Eastman, the world's leading supplier of PET for packaging plans to significantly shrink the business. The move, that will turn PET from Eastman's largest business segment into the company's smallest segment by the end of 2008, will be achieved by divesting or shutting down much of its conventional PET processes and investing in a new technology to produce the product.
This restructuring will make Eastman third largest in the Americas, shrinking in size from the largest PET producer in the world. Eastman has been the world's leading supplier of PET, but strong worldwide demand has attracted various competitors to begin producing the cyclical commodity. As a result, competitors have overbuilt PET capacity in Asia, Europe is crowded with producers, and North America is facing a time of oversupply and declining demand. Eastman started the year with a capacity to produce 1.5 mln tons of PET. By the end of 2008, the company will have removed 80% of its conventional PET processes (over 1.2 mln tons of capacity).
PET that represented 35% of Eastman's sales at the end of 2006, has today become a drain on the company's bottom line. In Q1-08, Eastmans' PET product lines posted a US$51 mln operating loss, followed by a US$13 mln operating loss in Q2 and a US$134 mln operating loss in Q3.
Hoping to plug the leaks, Eastman sold its PET plant in San Rogue, Spain, earlier this year. And it's in the process of divesting its PET plants in Mexico and Argentina. Now, it's looking to divest its remaining overseas PET plants - one in Europoort in The Netherlands, which was built in 1998, and another in Workington in the United Kingdom, which has produced PET since 1988.
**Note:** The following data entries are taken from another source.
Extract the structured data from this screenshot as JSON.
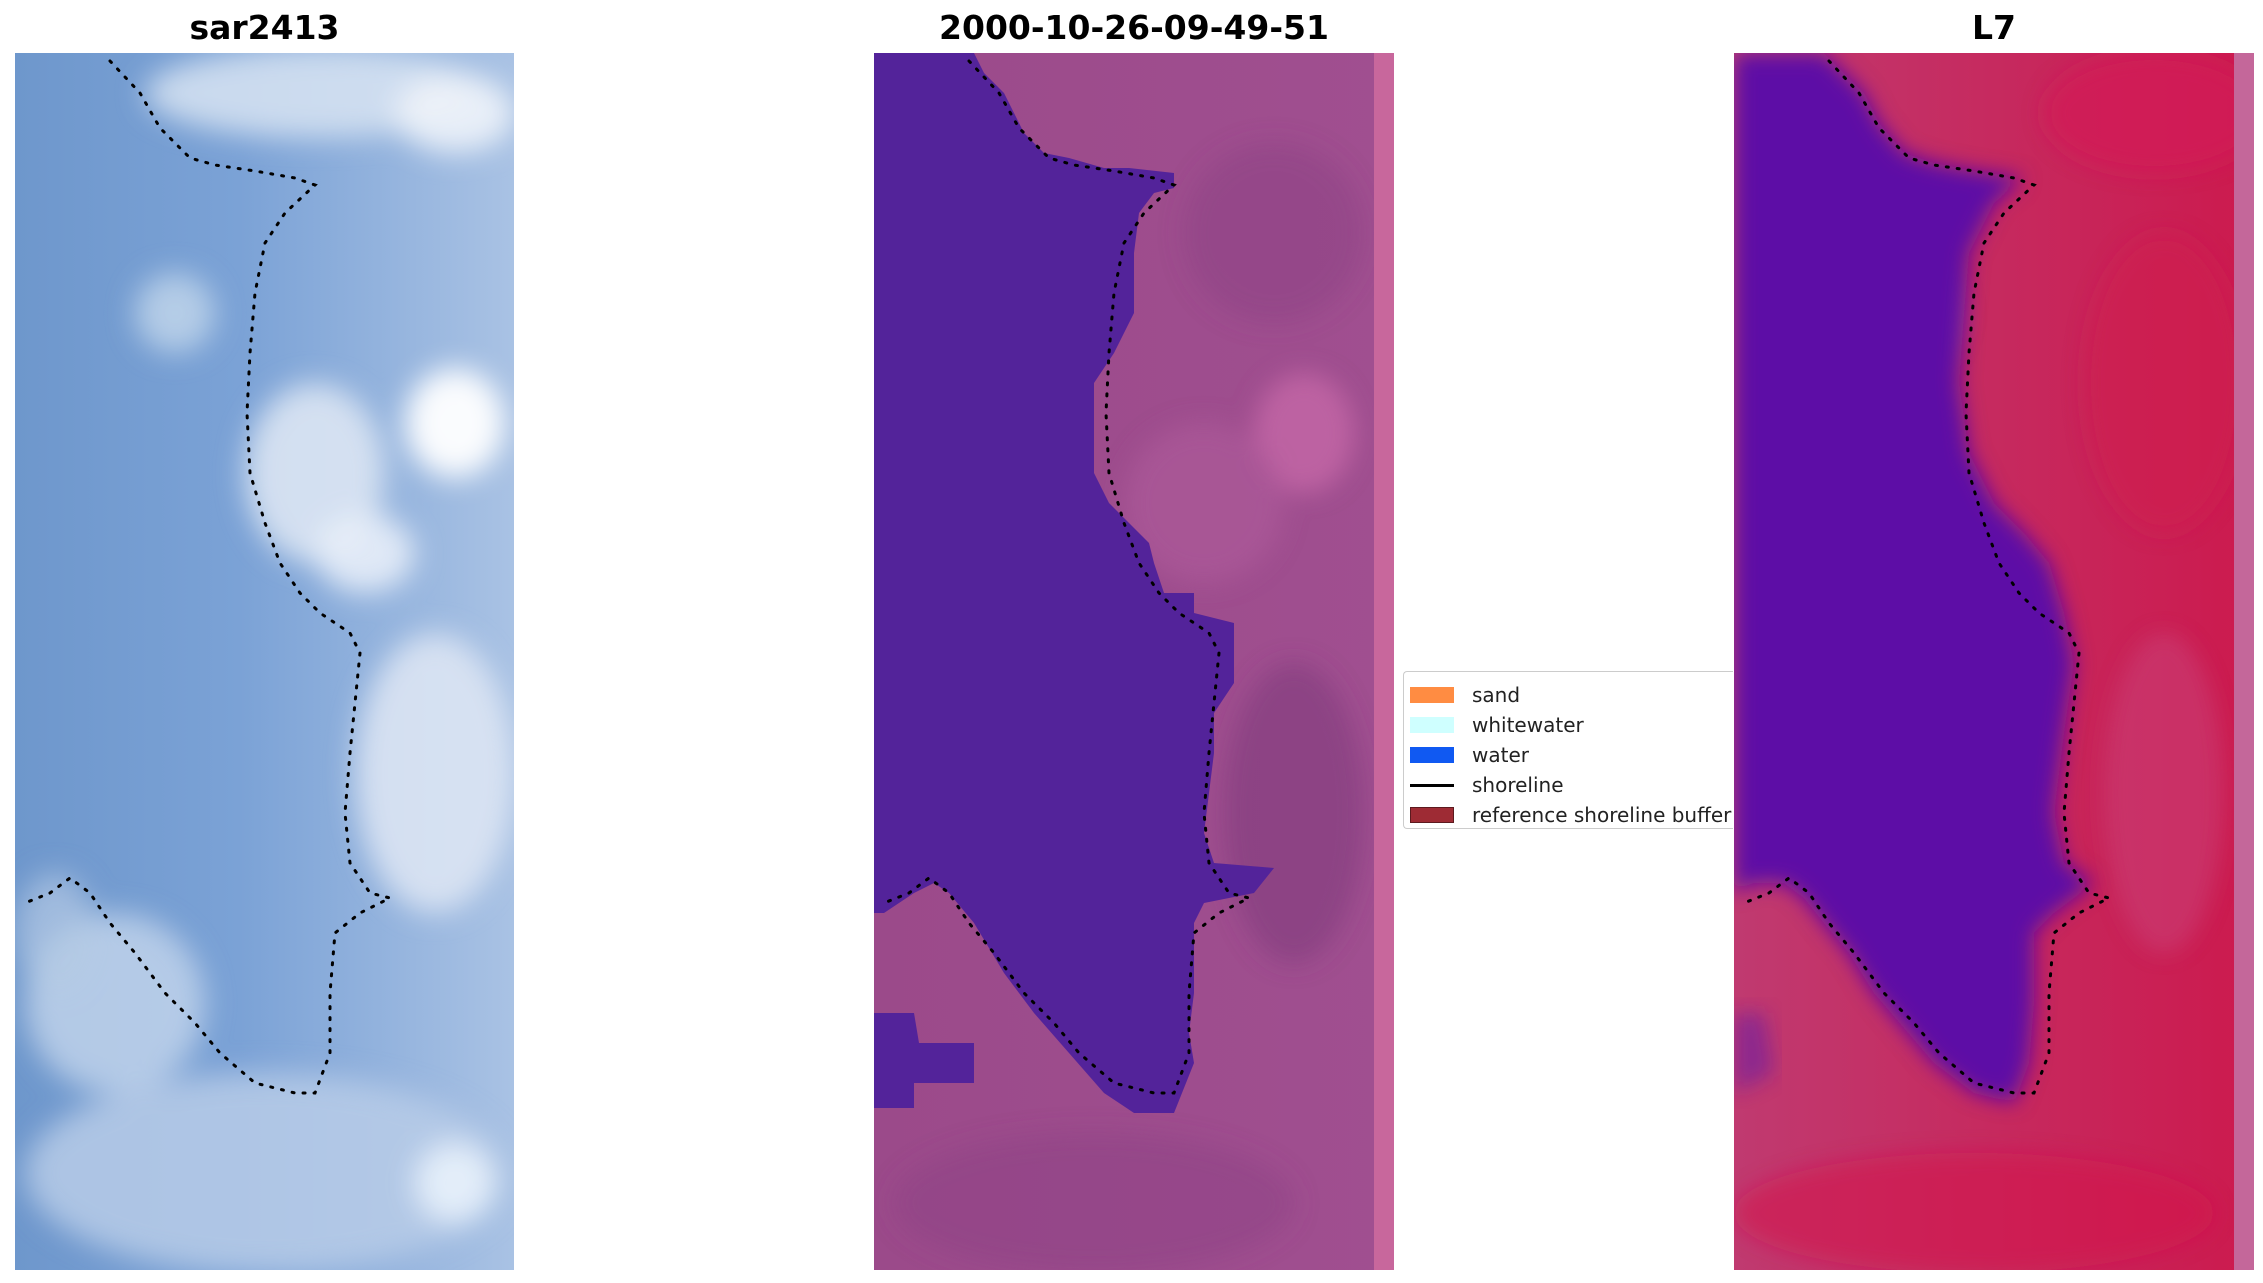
{
  "panels": [
    {
      "title": "sar2413"
    },
    {
      "title": "2000-10-26-09-49-51"
    },
    {
      "title": "L7"
    }
  ],
  "legend": {
    "items": [
      {
        "label": "sand",
        "color": "#ff8c42",
        "kind": "patch"
      },
      {
        "label": "whitewater",
        "color": "#cfffff",
        "kind": "patch"
      },
      {
        "label": "water",
        "color": "#1059f2",
        "kind": "patch"
      },
      {
        "label": "shoreline",
        "color": "#000000",
        "kind": "line"
      },
      {
        "label": "reference shoreline buffer",
        "color": "#9e2b34",
        "kind": "patch"
      }
    ]
  },
  "colors": {
    "panel1_base": "#7aa0d4",
    "panel2_water": "#53239a",
    "panel2_land": "#9a4a89",
    "panel3_water": "#5d0da6",
    "panel3_land": "#c83565"
  }
}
The company has closed some of its older assets and opened a new plant based on IntegRex technology - a more efficient process to improve production and decrease cost. Eastman plans to increase capacity at the new IntegRex plant to more than 525,000 metric tons of PET by the end of 2008. By that time, the company also hopes to reduce its cost structure at the Columbia site by more than US$30 mln to reflect the changes in the plant's asset base. By end of 2008, Eastman's remaining PET capacity will all be based in North America, and IntegRex will represent more than 60% of it. But Eastman's new IntegRex technology is being challenged. Wellman Inc., a Fort Mill, S.C.-based chemical company that also manufactures PET, filed a patent infringement lawsuit against Eastman earlier this week, alleging Eastman is infringing on Wellman's patent with the new IntegRex technology.